Furthermore, existing emission-cutting initiatives are being abandoned; for example, in 2019, Australia ended its contribution, which stands at $187m since 2015, to the UN-established Green Climate Fund, dedicated to cutting emissions in developing countries. More recently, the Australian Conservation Foundation found that nearly a fifth of the most polluting industrial sites in Australia exceeded maximum constraints on greenhouse gas emissions set by the government. Moreover, the majority of tonnage emitted by these sites was not penalised, meaning the companies were not required to pay a penalty or purchase carbon credits, as is detailed in a ‘safeguard mechanism’ for cutting carbon emissions implemented by the federal government. This renders this mechanism not fit for purpose. 

This desire to avoid ‘reckless job-destroying and economy-crunching targets’ is understandable; any economic instability caused by deviating from the status quo is naturally less than appealing to voters. However, the Climate Council in Australia, a crowd-funded organisation which gathers facts about the climate crisis, produced a report in 2019 entitled ‘Compound costs: How climate change is damaging Australia’s economy’. It found that the climate crisis stands to present ‘substantial systematic economic risks’ to Australia in the long-term. The report detailed that the Australian property market stands to lose $571 billion by 2030 as a result of property damage caused by climate change-driven extreme weather. Other key findings included the fact that, if greenhouse gas emissions remain at current levels, a rise in sea levels by 2100 will mean that $226 billion in infrastructural, commercial and residential assets will be under threat. Morton points out that, although Australia has not formally pulled out of the Paris Agreement, the target set by the Agreement – that Australia should cut its emissions by 26–28% below 2005 levels by 2030 – is unlikely to be met if Australia continues down its current path. 

How has climate change affected Australia?

Meanwhile, the effects of climate change denial in Australia are being felt beyond dry land. One of Australia’s most defining emblems, the Great Barrier Reef, has in the past five years endured three mass bleaching episodes, undergoing ‘very widespread’ damage in the summer of 2019-20. This was attributed to a heat build-up during February. 2016 and 2017 saw the bleaching and death of approximately 50% of the reef’s shallow water corals. 

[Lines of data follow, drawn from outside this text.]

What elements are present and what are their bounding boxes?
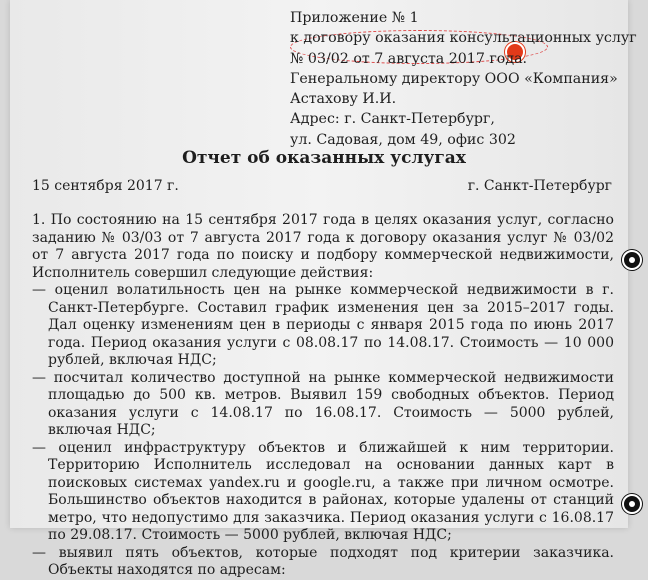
recipient-name: Астахову И.И. xyxy=(290,91,397,108)
recipient-title: Генеральному директору ООО «Компания» xyxy=(290,70,618,87)
list-item: — выявил пять объектов, которые подходят под критерии заказчика. Объекты находятся по адресам: xyxy=(32,544,614,578)
list-item: — оценил инфраструктуру объектов и ближайшей к ним территории. Территорию Исполнитель исследовал на основании данных карт в поисковых системах yandex.ru и google.ru, а также при личном осмотре. Большинство объектов находится в районах, которые удалены от станций метро, что недопустимо для заказчика. Период оказания услуги с 16.08.17 по 29.08.17. Стоимость — 5000 рублей, включая НДС; xyxy=(32,439,614,543)
list-item: — оценил волатильность цен на рынке коммерческой недвижимости в г. Санкт-Петербурге. Составил график изменения цен за 2015–2017 годы. Дал оценку изменениям цен в периоды с января 2015 года по июнь 2017 года. Период оказания услуги с 08.08.17 по 14.08.17. Стоимость — 10 000 рублей, включая НДС; xyxy=(32,282,614,368)
document-date: 15 сентября 2017 г. xyxy=(32,178,179,194)
document-title: Отчет об оказанных услугах xyxy=(182,148,466,168)
addressee-block xyxy=(290,8,637,150)
contract-ref-line: к договору оказания консультационных услуг xyxy=(290,30,637,47)
annotation-marker-icon[interactable] xyxy=(622,494,642,514)
list-item: — посчитал количество доступной на рынке коммерческой недвижимости площадью до 500 кв. метров. Выявил 159 свободных объектов. Период оказания услуги с 14.08.17 по 16.08.17. Стоимость — 5000 рублей, включая НДС; xyxy=(32,369,614,438)
date-line xyxy=(32,178,612,194)
report-body xyxy=(32,212,614,580)
contract-number-line: № 03/02 от 7 августа 2017 года. xyxy=(290,50,528,67)
appendix-label: Приложение № 1 xyxy=(290,10,419,26)
recipient-address-street: ул. Садовая, дом 49, офис 302 xyxy=(290,131,516,148)
document-city: г. Санкт-Петербург xyxy=(467,178,612,194)
recipient-address-city: Адрес: г. Санкт-Петербург, xyxy=(290,111,495,128)
intro-paragraph: 1. По состоянию на 15 сентября 2017 года в целях оказания услуг, согласно заданию № 03/03 от 7 августа 2017 года к договору оказания услуг № 03/02 от 7 августа 2017 года по поиску и подбору коммерческой недвижимости, Исполнитель совершил следующие действия: xyxy=(32,212,614,281)
annotation-marker-icon[interactable] xyxy=(622,250,642,270)
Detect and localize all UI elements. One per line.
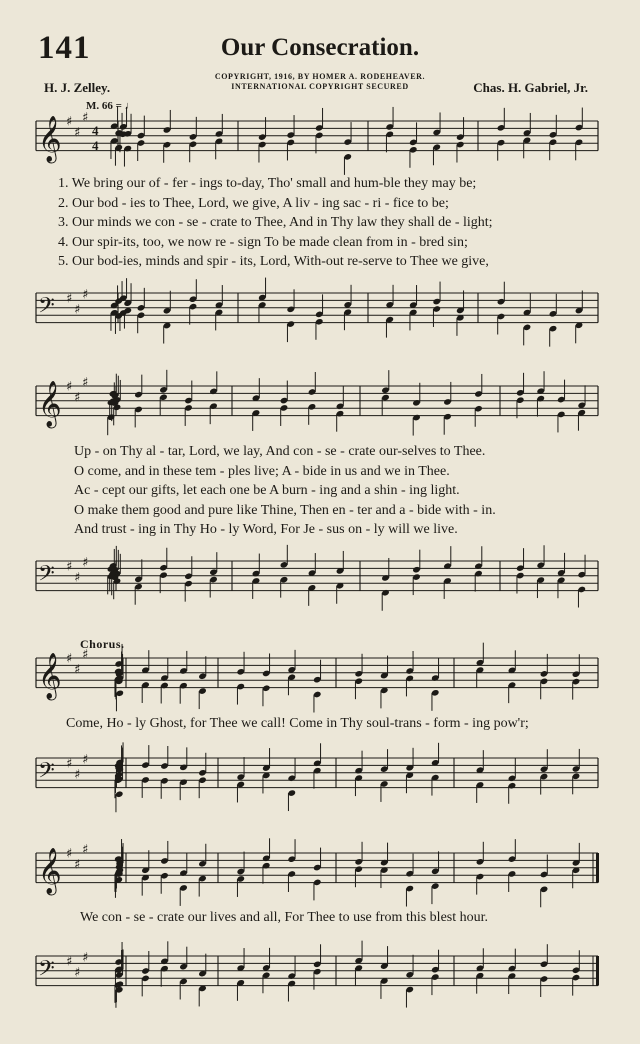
- tempo-marking: M. 66 = ♩: [86, 100, 136, 112]
- svg-text:♯: ♯: [66, 379, 73, 395]
- verses-second-phrase: [74, 442, 496, 540]
- treble-staff-system-3: [0, 647, 640, 702]
- verse-5-line-2: And trust - ing in Thy Ho - ly Word, For Je - sus on - ly will we live.: [74, 522, 458, 538]
- svg-text:♯: ♯: [82, 752, 89, 768]
- svg-text:♯: ♯: [74, 390, 81, 406]
- svg-text:♯: ♯: [66, 651, 73, 667]
- verse-4-line-2: O make them good and pure like Thine, Then en - ter and a - bide with - in.: [74, 502, 496, 518]
- verse-5-line-1: 5. Our bod-ies, minds and spir - its, Lord, With-out re-serve to Thee we give,: [58, 254, 489, 270]
- copyright-line-1: COPYRIGHT, 1916, BY HOMER A. RODEHEAVER.: [214, 72, 426, 81]
- svg-text:𝄞: 𝄞: [38, 116, 62, 163]
- verse-1-line-2: Up - on Thy al - tar, Lord, we lay, And con - se - crate our-selves to Thee.: [74, 444, 486, 459]
- chorus-line-1: Come, Ho - ly Ghost, for Thee we call! Come in Thy soul-trans - form - ing pow'r;: [66, 716, 529, 731]
- svg-text:♯: ♯: [66, 954, 73, 970]
- author-credit: H. J. Zelley.: [44, 80, 111, 95]
- svg-text:4: 4: [92, 137, 99, 153]
- bass-staff-system-4: [0, 948, 640, 998]
- verse-2-line-1: 2. Our bod - ies to Thee, Lord, we give, A liv - ing sac - ri - fice to be;: [58, 195, 449, 211]
- bass-staff-system-2: [0, 553, 640, 603]
- bass-staff-system-3: [0, 750, 640, 800]
- svg-text:♯: ♯: [74, 662, 81, 678]
- svg-text:♯: ♯: [82, 842, 89, 858]
- svg-text:4: 4: [92, 123, 99, 139]
- svg-text:♯: ♯: [66, 291, 73, 307]
- svg-text:𝄞: 𝄞: [38, 653, 62, 700]
- hymn-number: 141: [38, 30, 91, 66]
- svg-text:♯: ♯: [74, 857, 81, 873]
- bass-staff-system-1: [0, 285, 640, 335]
- svg-text:♯: ♯: [66, 114, 73, 130]
- svg-text:♯: ♯: [66, 846, 73, 862]
- svg-text:𝄞: 𝄞: [38, 848, 62, 895]
- svg-text:♯: ♯: [82, 555, 89, 571]
- svg-text:♯: ♯: [74, 302, 81, 318]
- svg-text:♯: ♯: [74, 125, 81, 141]
- svg-text:𝄢: 𝄢: [38, 956, 55, 987]
- verse-1-line-1: 1. We bring our of - fer - ings to-day, Tho' small and hum-ble they may be;: [58, 176, 477, 191]
- svg-text:♯: ♯: [82, 375, 89, 391]
- treble-staff-system-1: [0, 110, 640, 165]
- verse-4-line-1: 4. Our spir-its, too, we now re - sign To be made clean from in - bred sin;: [58, 234, 468, 250]
- treble-staff-system-4: [0, 842, 640, 897]
- verse-3-line-1: 3. Our minds we con - se - crate to Thee, And in Thy law they shall de - light;: [58, 215, 493, 231]
- svg-text:𝄢: 𝄢: [38, 561, 55, 592]
- copyright-line-2: INTERNATIONAL COPYRIGHT SECURED: [231, 82, 409, 91]
- svg-text:♯: ♯: [74, 965, 81, 981]
- svg-text:𝄞: 𝄞: [38, 381, 62, 428]
- verse-3-line-2: Ac - cept our gifts, let each one be A burn - ing and a shin - ing light.: [74, 483, 460, 499]
- verses-first-phrase: [58, 174, 493, 272]
- verse-2-line-2: O come, and in these tem - ples live; A - bide in us and we in Thee.: [74, 463, 450, 479]
- svg-text:♯: ♯: [82, 287, 89, 303]
- svg-text:𝄢: 𝄢: [38, 758, 55, 789]
- svg-text:♯: ♯: [74, 570, 81, 586]
- svg-text:♯: ♯: [82, 950, 89, 966]
- svg-text:♯: ♯: [66, 559, 73, 575]
- hymn-title: Our Consecration.: [220, 34, 420, 61]
- composer-credit: Chas. H. Gabriel, Jr.: [473, 80, 588, 95]
- svg-text:𝄢: 𝄢: [38, 293, 55, 324]
- chorus-line-2: We con - se - crate our lives and all, For Thee to use from this blest hour.: [80, 910, 489, 925]
- treble-staff-system-2: [0, 375, 640, 430]
- chorus-label: Chorus.: [80, 637, 125, 651]
- svg-text:♯: ♯: [74, 767, 81, 783]
- svg-text:♯: ♯: [82, 110, 89, 126]
- svg-text:♯: ♯: [82, 647, 89, 663]
- svg-text:♯: ♯: [66, 756, 73, 772]
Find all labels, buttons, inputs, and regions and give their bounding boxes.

Such a track record has not gone unnoticed in the international community. Australia was criticised at the COP25 2019 UN climate conference in Madrid for its stubbornness regarding the introduction of regulations on international carbon markets. Meanwhile, in November 2019, a Brown to Green report- a comprehensive evaluation of efforts to address and adapt to the climate crisis across G20 countries- found Australia to be one of the most underprepared countries examined in the report. In particular, the report drew attention to Australia’s rising emissions and the absence of policies to remedy this. The need to address this is becoming ever more urgent. 2019 was Australia’s warmest recorded year, and the country has warmed by just over one degree Celsius since 1910, the bulk of this occurring since 1950, according to the Bureau of Meteorology. Australia’s ‘all-time temperature record’, last set in 2013 at 40.3 degrees Celsius, was broken in December 2019 over two consecutive days, at 40.9C and 41.9C respectively.

Climate change denial in Australia, then, demonstrates the dangers of politicising the climate crisis and offering policies geared solely towards propping up the economy in the short-term. With Prime Minister Morrison’s support of the coal industry, his failure to acknowledge the full implications of this summer’s bushfires, and his country’s lack of research into key issues such as  heatwaves, it is unsurprising that the crisis has resulted in the deaths of civilians and wildlife, and the devastation of millions of hectares of Australian land. It is now more urgent than ever that our society prioritises facts backed up by rigorous scientific evidence.